Beyond Everything…

It has been well over a year since I read the news that the Coen brothers would be filming Cormac McCarthy’s No Country for Old Men. While that year went by fast enough, it was an excruciating wait. Fortunately, the wait paid off this weekend as the film opened to limited release in the U.S. In the film, the Coen brothers have grasped the essence of all Cormac McCarthy’s writing. Faithfulness to the story be damned: the Coen brothers have captured the spirit of McCarthy’s novel and fashioned it into two and a half hours of breathtaking filmmaking. I doubt anyone involved with the film could have made it any better. Here are three great clips (although not the best) from the film. Read on for the rest of the review.

No Country for Old Men is the story of a busted drug deal in Texas in 1980 gone oh so wrong. Through the story, McCarthy and the Coen brothers explore the nature of evil in the world, the (in)ability of good to confront it, and the ordinary people who get caught in between. The film opens as a deputy arrests Anton Chigurh (Javier Bardem as one of the most heinous villains in recent cinema), a detached psychopath that kills with an air gun used to tag cattle. Paralleling Chigurh’s arrest and his reason for arrival on the scene is the busted drug deal that Llewelyn Moss (Josh Brolin) stumbles across while hunting antelope. Moss finds bodies galore and $2 million dollars that, with no one looking, he takes. Chigurh pursues Moss, methodically leaving a trail of death and destruction about which Sheriff Ed Tom Bell (Tommy Lee Jones in yet another brilliant performance) must make some kind of sense.

The film is full of perfect performances and stunning cinematography; hoewever, it is its meditation on good and evil that makes it such a success. McCarthy and the Coen brothers do not take any shortcuts here. The filmmakers do not flinch from the soulless violence that Chigurh metes out. Yet they do not question Sheriff Bell or Moss’ convictions either, the characters do this enough to each other. Some viewers might reference the immorality of Chigurh, the simplicity of Sheriff Bell, or the naivete of Moss; however, these ideals really have nothing to do with it.

Chigurh is not so much immoral as he is amoral. When Carson Wells (Woody Harrelson), a bounty hunter, tells him he is crazy or that he does not have to do what he does, Chigurh looks at him as if he is from a different planet. Clearly, Chigurh rightly exists in some ancient biblical era as an angel of death with no regard for right or wrong, only duty.
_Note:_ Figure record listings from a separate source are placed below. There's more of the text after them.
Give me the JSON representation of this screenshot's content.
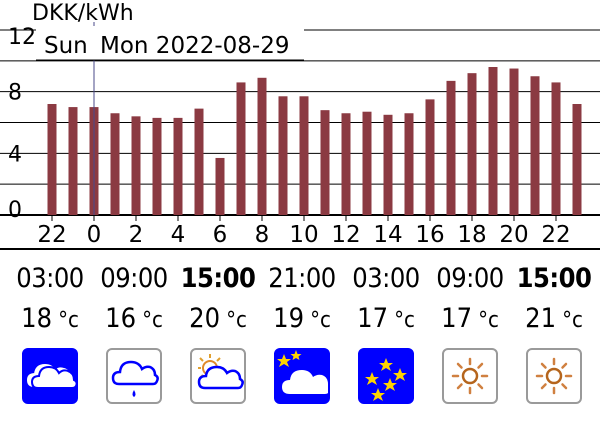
{
  "header": {
    "unit_label": "DKK/kWh",
    "day_label": "Sun",
    "date_label": "Mon 2022-08-29"
  },
  "chart_data": {
    "type": "bar",
    "title": "",
    "ylabel": "DKK/kWh",
    "ylim": [
      0,
      12
    ],
    "yticks": [
      "0",
      "4",
      "8",
      "12"
    ],
    "xtick_labels": [
      "22",
      "0",
      "2",
      "4",
      "6",
      "8",
      "10",
      "12",
      "14",
      "16",
      "18",
      "20",
      "22"
    ],
    "hours": [
      22,
      23,
      0,
      1,
      2,
      3,
      4,
      5,
      6,
      7,
      8,
      9,
      10,
      11,
      12,
      13,
      14,
      15,
      16,
      17,
      18,
      19,
      20,
      21,
      22,
      23
    ],
    "values": [
      7.2,
      7.0,
      7.0,
      6.6,
      6.4,
      6.3,
      6.3,
      6.9,
      3.7,
      8.6,
      8.9,
      7.7,
      7.7,
      6.8,
      6.6,
      6.7,
      6.5,
      6.6,
      7.5,
      8.7,
      9.2,
      9.6,
      9.5,
      9.0,
      8.6,
      7.2
    ],
    "grid": true,
    "bar_color": "#8b3a42"
  },
  "forecast": [
    {
      "time": "03:00",
      "temp": "18",
      "unit": "°c",
      "bold": false,
      "icon": "cloud-icon",
      "bg": "blue"
    },
    {
      "time": "09:00",
      "temp": "16",
      "unit": "°c",
      "bold": false,
      "icon": "rain-cloud-icon",
      "bg": "white"
    },
    {
      "time": "15:00",
      "temp": "20",
      "unit": "°c",
      "bold": true,
      "icon": "partly-sunny-icon",
      "bg": "white"
    },
    {
      "time": "21:00",
      "temp": "19",
      "unit": "°c",
      "bold": false,
      "icon": "cloudy-night-icon",
      "bg": "blue"
    },
    {
      "time": "03:00",
      "temp": "17",
      "unit": "°c",
      "bold": false,
      "icon": "clear-night-icon",
      "bg": "blue"
    },
    {
      "time": "09:00",
      "temp": "17",
      "unit": "°c",
      "bold": false,
      "icon": "sun-icon",
      "bg": "white"
    },
    {
      "time": "15:00",
      "temp": "21",
      "unit": "°c",
      "bold": true,
      "icon": "sun-icon",
      "bg": "white"
    }
  ]
}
He justifies some of his murders through a coin toss in which the victim has to “call it.” He couches this coin toss in a philosophical treatise on fate, choice, and life well lived, ultimately blaming the results on the coin. When Moss’ wife, Carla Jean (Kelly Macdonald) virtually disarms his argument that the coin has anything to do with it, he cannot respond, and we are left wondering what he does with her, although the Coen brothers give us a fairly good hint.
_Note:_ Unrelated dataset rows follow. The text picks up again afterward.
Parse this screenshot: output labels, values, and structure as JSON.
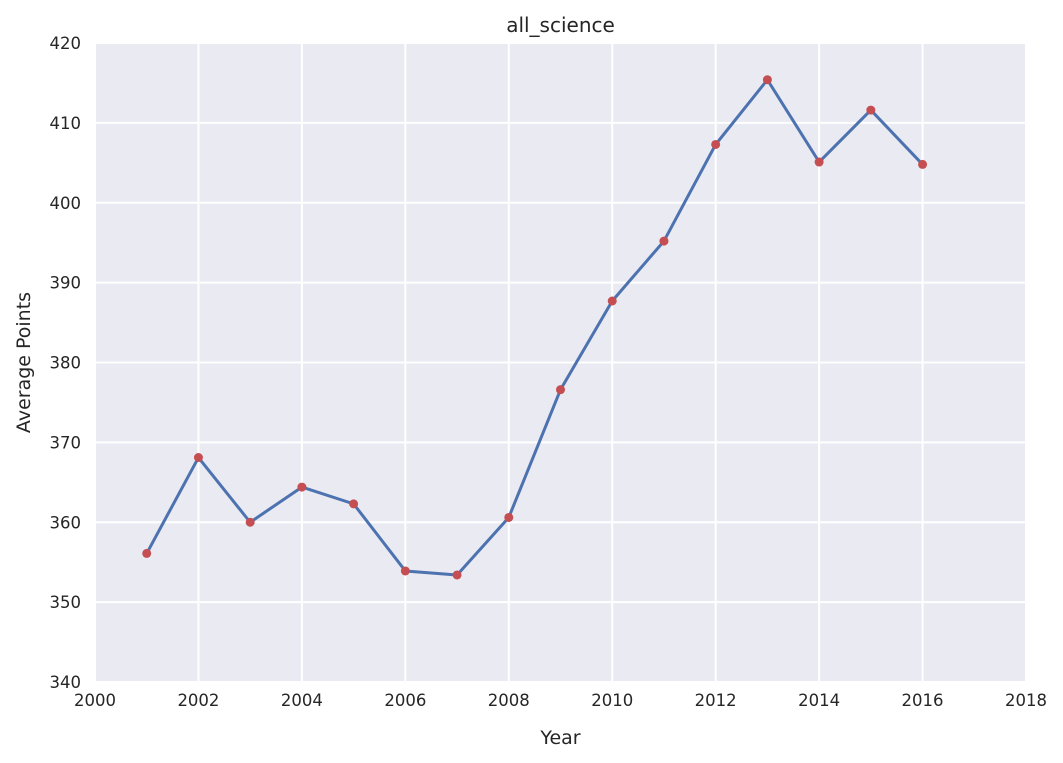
{
  "chart_data": {
    "type": "line",
    "title": "all_science",
    "xlabel": "Year",
    "ylabel": "Average Points",
    "xlim": [
      2000,
      2018
    ],
    "ylim": [
      340,
      420
    ],
    "xticks": [
      "2000",
      "2002",
      "2004",
      "2006",
      "2008",
      "2010",
      "2012",
      "2014",
      "2016",
      "2018"
    ],
    "yticks": [
      "340",
      "350",
      "360",
      "370",
      "380",
      "390",
      "400",
      "410",
      "420"
    ],
    "grid": true,
    "legend": false,
    "colors": {
      "background": "#eaeaf2",
      "grid": "#ffffff",
      "line": "#4c72b0",
      "marker": "#c44e52"
    },
    "series": [
      {
        "x": [
          2001,
          2002,
          2003,
          2004,
          2005,
          2006,
          2007,
          2008,
          2009,
          2010,
          2011,
          2012,
          2013,
          2014,
          2015,
          2016
        ],
        "y": [
          356.1,
          368.1,
          360.0,
          364.4,
          362.3,
          353.9,
          353.4,
          360.6,
          376.6,
          387.7,
          395.2,
          407.3,
          415.4,
          405.1,
          411.6,
          404.8
        ]
      }
    ]
  }
}
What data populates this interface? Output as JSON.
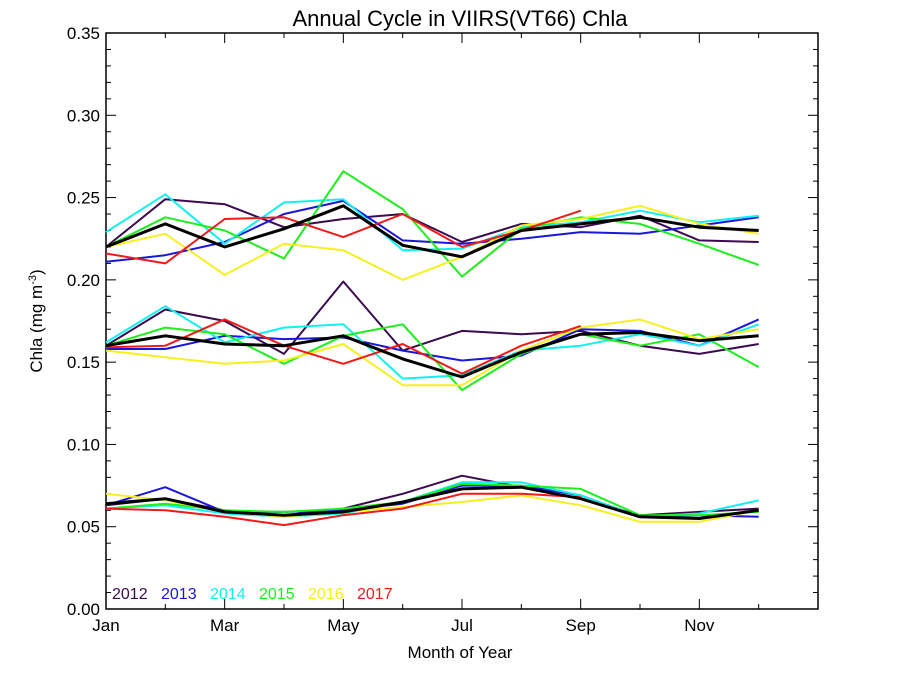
{
  "chart_data": {
    "type": "line",
    "title": "Annual Cycle in VIIRS(VT66) Chla",
    "xlabel": "Month of Year",
    "ylabel_main": "Chla (mg m",
    "ylabel_sup": "-3",
    "ylabel_close": ")",
    "x_ticks": [
      "Jan",
      "Mar",
      "May",
      "Jul",
      "Sep",
      "Nov"
    ],
    "y_ticks": [
      "0.00",
      "0.05",
      "0.10",
      "0.15",
      "0.20",
      "0.25",
      "0.30",
      "0.35"
    ],
    "ylim": [
      0,
      0.35
    ],
    "xlim": [
      1,
      13
    ],
    "legend_position": "bottom-left",
    "series": [
      {
        "name": "2012",
        "color": "#3b0a4f",
        "width": 2,
        "groups": [
          {
            "x": [
              1,
              2,
              3,
              4,
              5,
              6,
              7,
              8,
              9,
              10,
              11,
              12
            ],
            "y": [
              0.22,
              0.249,
              0.246,
              0.232,
              0.237,
              0.24,
              0.223,
              0.234,
              0.232,
              0.239,
              0.224,
              0.223
            ]
          },
          {
            "x": [
              1,
              2,
              3,
              4,
              5,
              6,
              7,
              8,
              9,
              10,
              11,
              12
            ],
            "y": [
              0.16,
              0.182,
              0.175,
              0.155,
              0.199,
              0.157,
              0.169,
              0.167,
              0.169,
              0.16,
              0.155,
              0.161
            ]
          },
          {
            "x": [
              1,
              2,
              3,
              4,
              5,
              6,
              7,
              8,
              9,
              10,
              11,
              12
            ],
            "y": [
              0.063,
              0.067,
              0.06,
              0.057,
              0.061,
              0.07,
              0.081,
              0.074,
              0.067,
              0.057,
              0.059,
              0.061
            ]
          }
        ]
      },
      {
        "name": "2013",
        "color": "#1a17d9",
        "width": 2,
        "groups": [
          {
            "x": [
              1,
              2,
              3,
              4,
              5,
              6,
              7,
              8,
              9,
              10,
              11,
              12
            ],
            "y": [
              0.211,
              0.215,
              0.223,
              0.24,
              0.248,
              0.224,
              0.222,
              0.225,
              0.229,
              0.228,
              0.233,
              0.238
            ]
          },
          {
            "x": [
              1,
              2,
              3,
              4,
              5,
              6,
              7,
              8,
              9,
              10,
              11,
              12
            ],
            "y": [
              0.158,
              0.158,
              0.166,
              0.164,
              0.165,
              0.157,
              0.151,
              0.154,
              0.17,
              0.169,
              0.16,
              0.176
            ]
          },
          {
            "x": [
              1,
              2,
              3,
              4,
              5,
              6,
              7,
              8,
              9,
              10,
              11,
              12
            ],
            "y": [
              0.063,
              0.074,
              0.059,
              0.059,
              0.06,
              0.064,
              0.075,
              0.075,
              0.069,
              0.056,
              0.057,
              0.056
            ]
          }
        ]
      },
      {
        "name": "2014",
        "color": "#12f0f0",
        "width": 2,
        "groups": [
          {
            "x": [
              1,
              2,
              3,
              4,
              5,
              6,
              7,
              8,
              9,
              10,
              11,
              12
            ],
            "y": [
              0.229,
              0.252,
              0.222,
              0.247,
              0.249,
              0.218,
              0.219,
              0.232,
              0.235,
              0.242,
              0.235,
              0.239
            ]
          },
          {
            "x": [
              1,
              2,
              3,
              4,
              5,
              6,
              7,
              8,
              9,
              10,
              11,
              12
            ],
            "y": [
              0.162,
              0.184,
              0.162,
              0.171,
              0.173,
              0.14,
              0.142,
              0.157,
              0.16,
              0.167,
              0.16,
              0.173
            ]
          },
          {
            "x": [
              1,
              2,
              3,
              4,
              5,
              6,
              7,
              8,
              9,
              10,
              11,
              12
            ],
            "y": [
              0.061,
              0.063,
              0.058,
              0.056,
              0.058,
              0.065,
              0.077,
              0.077,
              0.069,
              0.056,
              0.058,
              0.066
            ]
          }
        ]
      },
      {
        "name": "2015",
        "color": "#1cf01c",
        "width": 2,
        "groups": [
          {
            "x": [
              1,
              2,
              3,
              4,
              5,
              6,
              7,
              8,
              9,
              10,
              11,
              12
            ],
            "y": [
              0.22,
              0.238,
              0.23,
              0.213,
              0.266,
              0.243,
              0.202,
              0.231,
              0.238,
              0.234,
              0.222,
              0.209
            ]
          },
          {
            "x": [
              1,
              2,
              3,
              4,
              5,
              6,
              7,
              8,
              9,
              10,
              11,
              12
            ],
            "y": [
              0.16,
              0.171,
              0.167,
              0.149,
              0.166,
              0.173,
              0.133,
              0.155,
              0.167,
              0.16,
              0.167,
              0.147
            ]
          },
          {
            "x": [
              1,
              2,
              3,
              4,
              5,
              6,
              7,
              8,
              9,
              10,
              11,
              12
            ],
            "y": [
              0.061,
              0.064,
              0.06,
              0.059,
              0.061,
              0.065,
              0.076,
              0.075,
              0.073,
              0.057,
              0.057,
              0.059
            ]
          }
        ]
      },
      {
        "name": "2016",
        "color": "#f6f01e",
        "width": 2,
        "groups": [
          {
            "x": [
              1,
              2,
              3,
              4,
              5,
              6,
              7,
              8,
              9,
              10,
              11,
              12
            ],
            "y": [
              0.22,
              0.228,
              0.203,
              0.222,
              0.218,
              0.2,
              0.214,
              0.233,
              0.237,
              0.245,
              0.234,
              0.228
            ]
          },
          {
            "x": [
              1,
              2,
              3,
              4,
              5,
              6,
              7,
              8,
              9,
              10,
              11,
              12
            ],
            "y": [
              0.157,
              0.153,
              0.149,
              0.151,
              0.161,
              0.136,
              0.136,
              0.157,
              0.171,
              0.176,
              0.164,
              0.17
            ]
          },
          {
            "x": [
              1,
              2,
              3,
              4,
              5,
              6,
              7,
              8,
              9,
              10,
              11,
              12
            ],
            "y": [
              0.07,
              0.066,
              0.059,
              0.056,
              0.059,
              0.062,
              0.065,
              0.069,
              0.063,
              0.053,
              0.053,
              0.06
            ]
          }
        ]
      },
      {
        "name": "2017",
        "color": "#f01a1a",
        "width": 2,
        "groups": [
          {
            "x": [
              1,
              2,
              3,
              4,
              5,
              6,
              7,
              8,
              9
            ],
            "y": [
              0.216,
              0.21,
              0.237,
              0.238,
              0.226,
              0.24,
              0.22,
              0.23,
              0.242
            ]
          },
          {
            "x": [
              1,
              2,
              3,
              4,
              5,
              6,
              7,
              8,
              9
            ],
            "y": [
              0.159,
              0.16,
              0.176,
              0.16,
              0.149,
              0.161,
              0.143,
              0.16,
              0.172
            ]
          },
          {
            "x": [
              1,
              2,
              3,
              4,
              5,
              6,
              7,
              8,
              9
            ],
            "y": [
              0.061,
              0.06,
              0.056,
              0.051,
              0.057,
              0.061,
              0.07,
              0.07,
              0.068
            ]
          }
        ]
      },
      {
        "name": "",
        "color": "#000000",
        "width": 3,
        "groups": [
          {
            "x": [
              1,
              2,
              3,
              4,
              5,
              6,
              7,
              8,
              9,
              10,
              11,
              12
            ],
            "y": [
              0.22,
              0.234,
              0.22,
              0.231,
              0.245,
              0.221,
              0.214,
              0.23,
              0.234,
              0.238,
              0.232,
              0.23
            ]
          },
          {
            "x": [
              1,
              2,
              3,
              4,
              5,
              6,
              7,
              8,
              9,
              10,
              11,
              12
            ],
            "y": [
              0.16,
              0.166,
              0.161,
              0.16,
              0.166,
              0.152,
              0.141,
              0.156,
              0.167,
              0.168,
              0.163,
              0.166
            ]
          },
          {
            "x": [
              1,
              2,
              3,
              4,
              5,
              6,
              7,
              8,
              9,
              10,
              11,
              12
            ],
            "y": [
              0.064,
              0.067,
              0.059,
              0.057,
              0.059,
              0.065,
              0.073,
              0.074,
              0.067,
              0.056,
              0.055,
              0.06
            ]
          }
        ]
      }
    ]
  }
}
Sheriff Bell’s conversations with his wife and deputy and his narration reveal a man overwhelmed by the evil of his day. He argues that “it’s hard to take its measure.” This might as well be the most succinct response to a film that demands repeated viewings. Faced with the ruthlessness of Chigurh, we might all abandon hope at the theater doors, yet it is in Sheriff Bell’s concluding speech that we find a glimmer of hope. Bell tells his wife of a dream in which his father (a former sheriff like his own father) rides past on a horse with a cone of fire. Bell says he knows little else about what his father is doing or where he is going other than the fact that, when he leaves this world, his father will be waiting there for him, thus signifying some hope beyond this present darkness.

Yet in the meantime, there might just be no response to the Chigurh’s threats . Moss tries to respond and loses everything in the process. The evil that he faces is too much for one man and, perhaps, all of humanity. Of course, there might be one recourse with which the Coen brothers are most adept at dealing. When Sheriff Bell reads a horrific news story to his deputy about a couple that tortures and murders elderly people and cashes their social security checks, the deputy snickers and then quickly apologizes. Sheriff Bell responds, “That’s ok…sometimes that’s all you can do.” Amazingly, the Coen brothers have put humor in places we would least expect it in No Country for Old Men, lightening the tension that would otherwise smother us.

The Coen brothers’ ability to weave comedy and drama of the utmost seriousness, along with spot-on casting and flawless performances have all resulted in one of their best films to date and certainly a front-runner for the best film of the year.

No Country for Old Men (122 mins) is rated R for violent images and some language and is scheduled for general release by November 21st.